Deaton’s concern, which is reasonable, is that RCTs are treated as a sole source of truth. But such a focus isn’t just misleading, it would be bad science.

Card and Kruger’s paper did not tell us that a higher minimum wage would increase employment – it taught us that reality is complicated, and the evaluation of policy must be based on trying to understand how this works, using both evidence and theory. Duflo, Kremer, and Banerjee similarly see the importance of both – in her Economist as Plumber article Duflo notes:

“However, because the economist-plumber intervenes in the real world, she has a responsibility to assess the effects of whatever manipulation she was involved with, as rigorously as possible, and help correct the course: the economist-plumber needs to persistently experiment, and repeat the cycle of trying something out, observing, tinkering, trying again”

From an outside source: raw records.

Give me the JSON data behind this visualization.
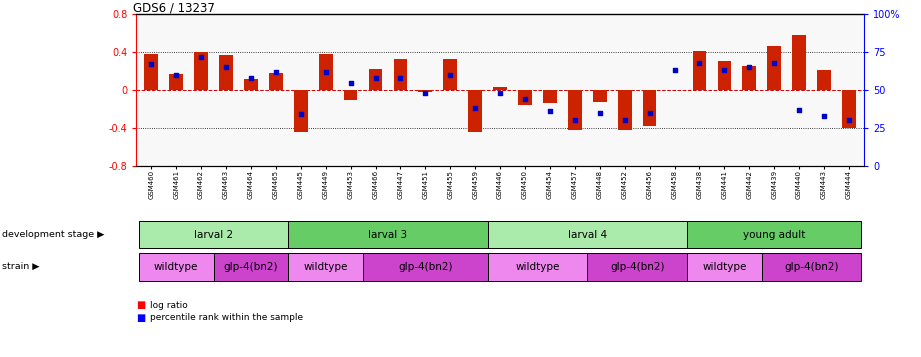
{
  "title": "GDS6 / 13237",
  "samples": [
    "GSM460",
    "GSM461",
    "GSM462",
    "GSM463",
    "GSM464",
    "GSM465",
    "GSM445",
    "GSM449",
    "GSM453",
    "GSM466",
    "GSM447",
    "GSM451",
    "GSM455",
    "GSM459",
    "GSM446",
    "GSM450",
    "GSM454",
    "GSM457",
    "GSM448",
    "GSM452",
    "GSM456",
    "GSM458",
    "GSM438",
    "GSM441",
    "GSM442",
    "GSM439",
    "GSM440",
    "GSM443",
    "GSM444"
  ],
  "log_ratio": [
    0.38,
    0.17,
    0.4,
    0.37,
    0.12,
    0.18,
    -0.44,
    0.38,
    -0.1,
    0.22,
    0.33,
    -0.02,
    0.33,
    -0.44,
    0.03,
    -0.16,
    -0.14,
    -0.42,
    -0.13,
    -0.42,
    -0.38,
    0.0,
    0.41,
    0.31,
    0.25,
    0.47,
    0.58,
    0.21,
    -0.4
  ],
  "percentile": [
    0.67,
    0.6,
    0.72,
    0.65,
    0.58,
    0.62,
    0.34,
    0.62,
    0.55,
    0.58,
    0.58,
    0.48,
    0.6,
    0.38,
    0.48,
    0.44,
    0.36,
    0.3,
    0.35,
    0.3,
    0.35,
    0.63,
    0.68,
    0.63,
    0.65,
    0.68,
    0.37,
    0.33,
    0.3
  ],
  "dev_stages": [
    {
      "label": "larval 2",
      "start": 0,
      "end": 6,
      "color": "#aaeaaa"
    },
    {
      "label": "larval 3",
      "start": 6,
      "end": 14,
      "color": "#66cc66"
    },
    {
      "label": "larval 4",
      "start": 14,
      "end": 22,
      "color": "#aaeaaa"
    },
    {
      "label": "young adult",
      "start": 22,
      "end": 29,
      "color": "#66cc66"
    }
  ],
  "strains": [
    {
      "label": "wildtype",
      "start": 0,
      "end": 3,
      "color": "#ee88ee"
    },
    {
      "label": "glp-4(bn2)",
      "start": 3,
      "end": 6,
      "color": "#cc44cc"
    },
    {
      "label": "wildtype",
      "start": 6,
      "end": 9,
      "color": "#ee88ee"
    },
    {
      "label": "glp-4(bn2)",
      "start": 9,
      "end": 14,
      "color": "#cc44cc"
    },
    {
      "label": "wildtype",
      "start": 14,
      "end": 18,
      "color": "#ee88ee"
    },
    {
      "label": "glp-4(bn2)",
      "start": 18,
      "end": 22,
      "color": "#cc44cc"
    },
    {
      "label": "wildtype",
      "start": 22,
      "end": 25,
      "color": "#ee88ee"
    },
    {
      "label": "glp-4(bn2)",
      "start": 25,
      "end": 29,
      "color": "#cc44cc"
    }
  ],
  "ylim": [
    -0.8,
    0.8
  ],
  "yticks_left": [
    -0.8,
    -0.4,
    0.0,
    0.4,
    0.8
  ],
  "yticks_right": [
    0,
    25,
    50,
    75,
    100
  ],
  "bar_color": "#cc2200",
  "dot_color": "#0000cc",
  "zero_line_color": "#cc0000",
  "grid_color": "#000000",
  "bg_color": "#f0f0f0"
}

Deaton’s concern is that people will experiment and measure without ever trying to model and understand what they are doing – thereby generating a stream of published studies but no understanding. Those that are more positive about the RCT revolution instead see such experimentation as part of this very iterative process that helps to describe the “transport” problem that Deaton is concerned about.

To sum it up

Predicting a policy result from a given policy involves an implicit model – irrespective of the number of RCTs that have been run. However, these RCT provide a discipline that any worthwhile predictive model needs to be able to replicate – they provide the true stylised facts (if done properly) that a predictive model must match to be credible.